“Why would you say that?”
“You do not wish to be my pet?” he asks, smirking like a cocky bastard.
“No.”
“But you have been with my brother Gabrio. I hear you moaned like a horny virgin. You married the other and allowed him to watch. You loved the eldest brother. Why not be my pet? Get the full family experience.”
I’m appalled. I’m disgusted. “You know what? Fuck you.” I get up and hop over Master.
“Where are you going?” Tiago growls.
“I’ll sleep with the women.”
I am almost to the ladies’ campfire when he grabs me from behind, lifting me in the air. “Where do you think you’re going?” Tiago grumbles.
“Away from you. And I’m getting really tired of you putting your hands on me.”
He smiles and sets me on my feet. “I was merely testing you, Lake. I wanted to be sure you weren’t one of those females.”
“Those?”
“The ones with a giant fetish.”
“Is that a thing?”
He nods. “Yes. It is a thing.”
“Well, I’m not into…that. I don’t even know how that is possible.”
“So you truly loved Bardolf.”
The women keep looking over at us, listening in.
Why is he bringing this up? “Yes. Okay? Are you happy?” I say loud enough for everyone to hear. “I loved him. I really did. But it was a long time ago and wasn’t meant to be.” I worked really hard to accept that, which wasn’t easy given he and I lived on the same property.
I walk back over to Tiago’s fire and sit in the dirt next to Master.
Tiago takes the other spot next to me, stretching out his long legs to the side, like he’s shielding us from whatever’s out there.
“What about Gabrio?” he finally asks after a long silence.
“I slept with him. It wasn’t horrible.” I don’t know what else to say. If I tell the truth, that it was weird and unremarkable, I don’t think Gabrio would appreciate it.
“And Alwar?”
“What about him?” I ask.
“You married him. You knew it was a vow that cannot be broken. Only death can free you.”
“I-I…I think…” I’m not sure, actually. He’s beautiful and intimidating. He’s loyal to his people. “He’s a good king.”
“And?”
“And what?” I toss a pebble into the fire and watch it spark.
“Will he make you happy?” Tiago asks.
“I didn’t realize happiness was on the table.”
“It is what he wants for you.”
Where the hell is this conversation going? “What’s your point?”

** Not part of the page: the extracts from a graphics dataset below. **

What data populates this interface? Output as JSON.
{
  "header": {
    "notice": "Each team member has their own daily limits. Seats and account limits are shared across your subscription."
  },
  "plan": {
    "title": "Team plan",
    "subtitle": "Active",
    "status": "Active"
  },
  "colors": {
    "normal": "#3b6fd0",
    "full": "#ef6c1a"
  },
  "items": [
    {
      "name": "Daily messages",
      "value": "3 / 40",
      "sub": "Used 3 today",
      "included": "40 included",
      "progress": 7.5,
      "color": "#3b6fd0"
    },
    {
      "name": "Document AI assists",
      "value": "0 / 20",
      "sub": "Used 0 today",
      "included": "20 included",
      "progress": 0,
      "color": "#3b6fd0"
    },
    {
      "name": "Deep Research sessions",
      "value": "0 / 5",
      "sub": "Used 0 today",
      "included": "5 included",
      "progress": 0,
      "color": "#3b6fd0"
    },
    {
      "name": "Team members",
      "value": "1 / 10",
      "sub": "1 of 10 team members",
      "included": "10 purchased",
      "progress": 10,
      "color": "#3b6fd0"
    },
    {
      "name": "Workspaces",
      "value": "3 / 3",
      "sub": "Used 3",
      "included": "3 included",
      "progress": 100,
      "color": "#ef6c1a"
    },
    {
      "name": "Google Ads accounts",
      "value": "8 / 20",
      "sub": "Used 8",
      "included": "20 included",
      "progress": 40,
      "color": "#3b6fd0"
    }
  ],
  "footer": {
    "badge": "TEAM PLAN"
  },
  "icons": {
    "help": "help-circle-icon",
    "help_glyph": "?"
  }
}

“He is my brother, over three hundred years old, and you are the only female he has ever obsessed over.”
“Me?”
“After your nineteenth birthday, he listened to Bardolf’s confession—of how close he came to breaking his vow to never touch a proxy, just for one night with you. Alwar had to see for himself what sort of female could entice our eldest brother to take such a foolish risk. He said he saw you in your grandmother’s kitchen. He has been watching you ever since.”
There’s a window there? The spying is mildly creepy but, also, sort of endearing. Throw confusing in there, too. “If he has feelings for me, then why offer me up in the Blood Battle?”
“You will have to ask him yourself, but I believe he thought you could win. Otherwise, he would not have taken the risk. Or gone insane with worry when the Blood King took you. He was out of his mind.”
I don’t know what to think. It’s not like Alwar and I have a future. He’s ten times my size. “I hardly know him.”
“Perhaps you should try. He is your husband, after all.”
“I know.”
“And then there is another small matter.”
I can’t handle any more matters—big or small. “What?”
“It is a favor I must ask of you when we reach the next kingdom.”
“What?”
“You must meet with their king and put the past to rest.”
“What king?” He can’t mean Benicio.
“Bardolf.”
My heart drops, and I turn my entire body to face him. “Sorry?”
The light of the dwindling fire flickers across his frowning face. “Never apologize. It is bad form.”
“I’m not apologizing. It’s an expression that means you need to repeat or explain what you just said. Explain!”
“Bardolf is now king of the No Ones.”
I’m mortified down to every cell in my body. “How? Why?”
“The No Ones came to claim him, and he decided to put up a challenge for their throne, to be a torturer instead of the tortured. He won.”
He can’t be serious. “Why did they even take him?” I ask.
“He crossed the bridge into your world, breaking a vow.”
That doesn’t make sense. “Bard lived in my world. When did he cross?”
“Alwar did not want to give you the stone that saved your family’s land. He feared it would lead to questions that would force Bardolf’s hand with you. We all know that Bardolf vowed to your grandmother, against Alwar’s wishes, to never disclose the truth of things. But that was Bardolf, always one foot in each world.”